Old Wolf wrote:
struct M
{
M(std::string const &s);
}; Totally simplified answer: the standard limits up to 2 implicit
conversions to occur. Variable d looks like const char[6] -> const char
* (this one is a freebie so it doesn't really count) -> std::string ->
M.
So why does the "M a" line compile? That has two conversions:
const char[6] -> std::string -> M.
What I meant by the above deals with where the compiler generates its
own temporaries to do the conversion as opposed to the programmer
explicitly creating an unnamed object along the way.

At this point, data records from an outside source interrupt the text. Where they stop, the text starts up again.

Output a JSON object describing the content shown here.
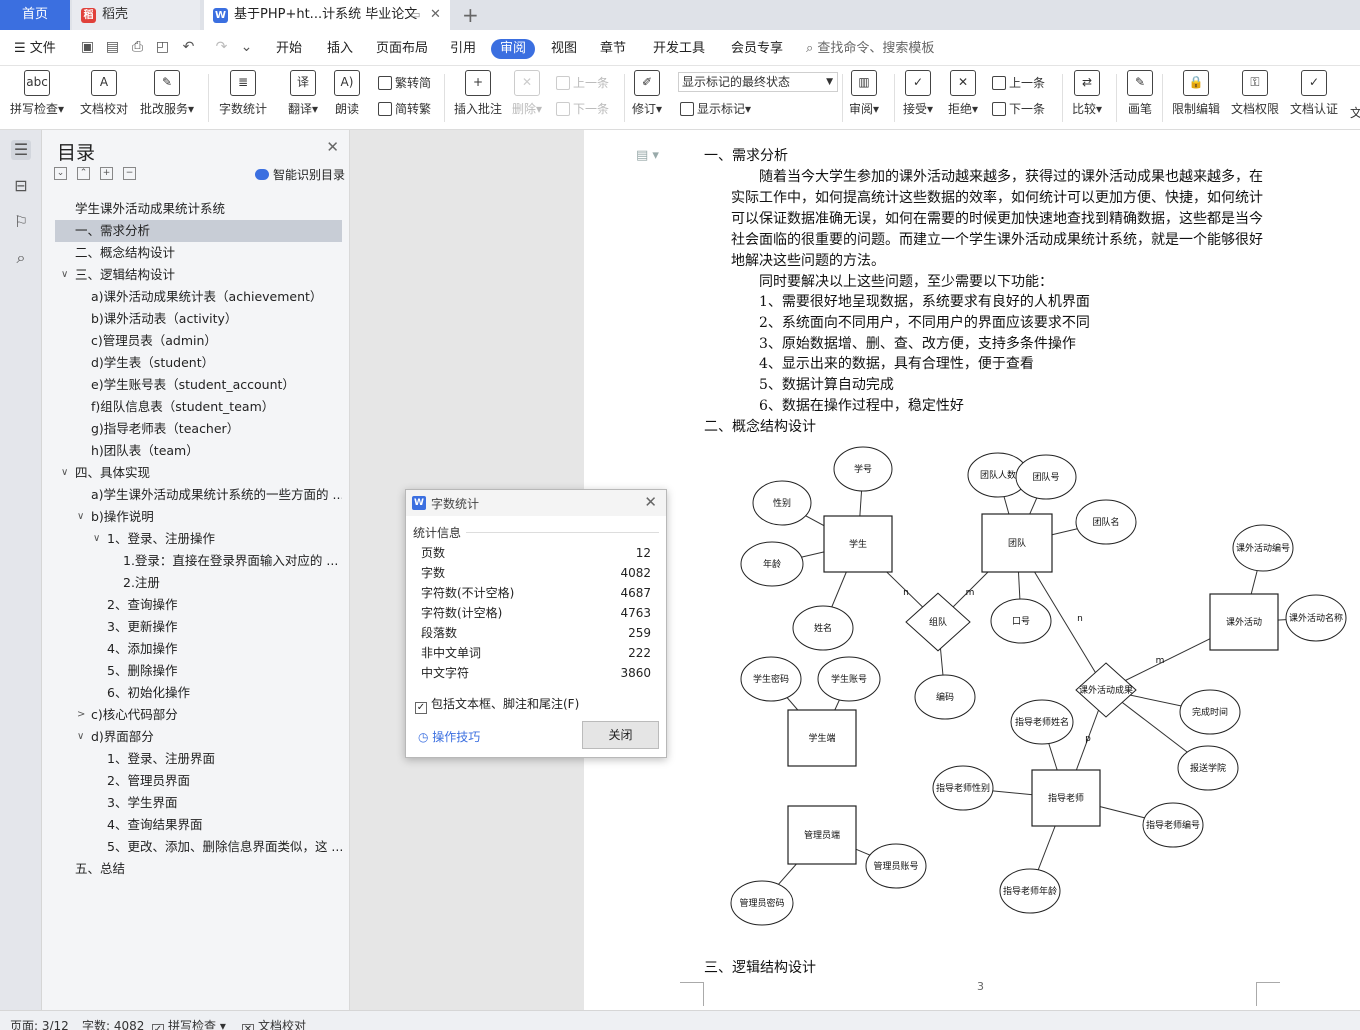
{
  "tabs": {
    "home": "首页",
    "wps": "稻壳",
    "doc": "基于PHP+ht...计系统 毕业论文"
  },
  "menu": {
    "file": "文件",
    "items": [
      "开始",
      "插入",
      "页面布局",
      "引用",
      "审阅",
      "视图",
      "章节",
      "开发工具",
      "会员专享"
    ],
    "active": "审阅",
    "search": "查找命令、搜索模板"
  },
  "ribbon": {
    "spell": "拼写检查",
    "proof": "文档校对",
    "batch": "批改服务",
    "wordcount": "字数统计",
    "translate": "翻译",
    "read": "朗读",
    "trad": "繁转简",
    "simp": "简转繁",
    "comment": "插入批注",
    "delete": "删除",
    "prev_c": "上一条",
    "next_c": "下一条",
    "revise": "修订",
    "markup_state": "显示标记的最终状态",
    "show_markup": "显示标记",
    "review": "审阅",
    "accept": "接受",
    "reject": "拒绝",
    "prev": "上一条",
    "next": "下一条",
    "compare": "比较",
    "pen": "画笔",
    "restrict": "限制编辑",
    "perm": "文档权限",
    "auth": "文档认证",
    "more": "文"
  },
  "nav": {
    "title": "目录",
    "smart": "智能识别目录",
    "items": [
      {
        "text": "学生课外活动成果统计系统",
        "level": 0
      },
      {
        "text": "一、需求分析",
        "level": 0,
        "selected": true
      },
      {
        "text": "二、概念结构设计",
        "level": 0
      },
      {
        "text": "三、逻辑结构设计",
        "level": 0,
        "caret": "v"
      },
      {
        "text": "a)课外活动成果统计表（achievement）",
        "level": 1
      },
      {
        "text": "b)课外活动表（activity）",
        "level": 1
      },
      {
        "text": "c)管理员表（admin）",
        "level": 1
      },
      {
        "text": "d)学生表（student）",
        "level": 1
      },
      {
        "text": "e)学生账号表（student_account）",
        "level": 1
      },
      {
        "text": "f)组队信息表（student_team）",
        "level": 1
      },
      {
        "text": "g)指导老师表（teacher）",
        "level": 1
      },
      {
        "text": "h)团队表（team）",
        "level": 1
      },
      {
        "text": "四、具体实现",
        "level": 0,
        "caret": "v"
      },
      {
        "text": "a)学生课外活动成果统计系统的一些方面的 ...",
        "level": 1
      },
      {
        "text": "b)操作说明",
        "level": 1,
        "caret": "v"
      },
      {
        "text": "1、登录、注册操作",
        "level": 2,
        "caret": "v"
      },
      {
        "text": "1.登录：直接在登录界面输入对应的 ...",
        "level": 3
      },
      {
        "text": "2.注册",
        "level": 3
      },
      {
        "text": "2、查询操作",
        "level": 2
      },
      {
        "text": "3、更新操作",
        "level": 2
      },
      {
        "text": "4、添加操作",
        "level": 2
      },
      {
        "text": "5、删除操作",
        "level": 2
      },
      {
        "text": "6、初始化操作",
        "level": 2
      },
      {
        "text": "c)核心代码部分",
        "level": 1,
        "caret": ">"
      },
      {
        "text": "d)界面部分",
        "level": 1,
        "caret": "v"
      },
      {
        "text": "1、登录、注册界面",
        "level": 2
      },
      {
        "text": "2、管理员界面",
        "level": 2
      },
      {
        "text": "3、学生界面",
        "level": 2
      },
      {
        "text": "4、查询结果界面",
        "level": 2
      },
      {
        "text": "5、更改、添加、删除信息界面类似，这 ...",
        "level": 2
      },
      {
        "text": "五、总结",
        "level": 0
      }
    ]
  },
  "doc": {
    "h1": "一、需求分析",
    "para1": [
      "随着当今大学生参加的课外活动越来越多，获得过的课外活动成果也越来越多，在",
      "实际工作中，如何提高统计这些数据的效率，如何统计可以更加方便、快捷，如何统计",
      "可以保证数据准确无误，如何在需要的时候更加快速地查找到精确数据，这些都是当今",
      "社会面临的很重要的问题。而建立一个学生课外活动成果统计系统，就是一个能够很好",
      "地解决这些问题的方法。"
    ],
    "para2": "同时要解决以上这些问题，至少需要以下功能：",
    "list": [
      "1、需要很好地呈现数据，系统要求有良好的人机界面",
      "2、系统面向不同用户，不同用户的界面应该要求不同",
      "3、原始数据增、删、查、改方便，支持多条件操作",
      "4、显示出来的数据，具有合理性，便于查看",
      "5、数据计算自动完成",
      "6、数据在操作过程中，稳定性好"
    ],
    "h2": "二、概念结构设计",
    "h3": "三、逻辑结构设计",
    "page_no": "3"
  },
  "erd": {
    "entities": [
      "学生",
      "团队",
      "课外活动",
      "学生端",
      "指导老师",
      "管理员端"
    ],
    "relations": [
      "组队",
      "课外活动成果"
    ],
    "attributes": [
      "学号",
      "性别",
      "年龄",
      "姓名",
      "团队人数",
      "团队号",
      "团队名",
      "口号",
      "编码",
      "课外活动编号",
      "课外活动名称",
      "完成时间",
      "报送学院",
      "学生密码",
      "学生账号",
      "指导老师姓名",
      "指导老师性别",
      "指导老师编号",
      "指导老师年龄",
      "管理员账号",
      "管理员密码"
    ],
    "cardinality": [
      "n",
      "m",
      "n",
      "m",
      "p"
    ]
  },
  "dialog": {
    "title": "字数统计",
    "section": "统计信息",
    "rows": [
      {
        "label": "页数",
        "value": "12"
      },
      {
        "label": "字数",
        "value": "4082"
      },
      {
        "label": "字符数(不计空格)",
        "value": "4687"
      },
      {
        "label": "字符数(计空格)",
        "value": "4763"
      },
      {
        "label": "段落数",
        "value": "259"
      },
      {
        "label": "非中文单词",
        "value": "222"
      },
      {
        "label": "中文字符",
        "value": "3860"
      }
    ],
    "checkbox": "包括文本框、脚注和尾注(F)",
    "checked": true,
    "tips": "操作技巧",
    "close": "关闭"
  },
  "status": {
    "page": "页面: 3/12",
    "words": "字数: 4082",
    "spell": "拼写检查",
    "proof": "文档校对"
  }
}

I guess you saying that the ( ) syntax counts as an explicit
conversion but the = syntax does not, even though they are
both initialization?
Greg's answer in this thread was better than mine since he had it in
terms of user defined conversions and mine was just implicit
conversions while not counting the freebies that occur. But if you're
still confused, here is how the compiler might expand these to (I'm
going to use trailing underscores to note the temporaries the compiler
generates):
M a("Hello");
// becomes:
std::string temp_("Hello");
M a(temp_);
M b = M("Hello");
// becomes:
std::string temp_("Hello");
M temp(temp_);
M b(temp);
M c ( M("Hello") );
// becomes:
std::string temp_("Hello");
M temp(temp_);
M c(temp);
M d = "Hello";
// becomes:
std::string temp_("Hello");
M temp__(temp_);
M d(temp__);
M e = std::string("Hello");
// becomes:
std::string temp("Hello");
M temp_(temp);
M e(temp_);
I hope you can see why d doesn't work but the others do.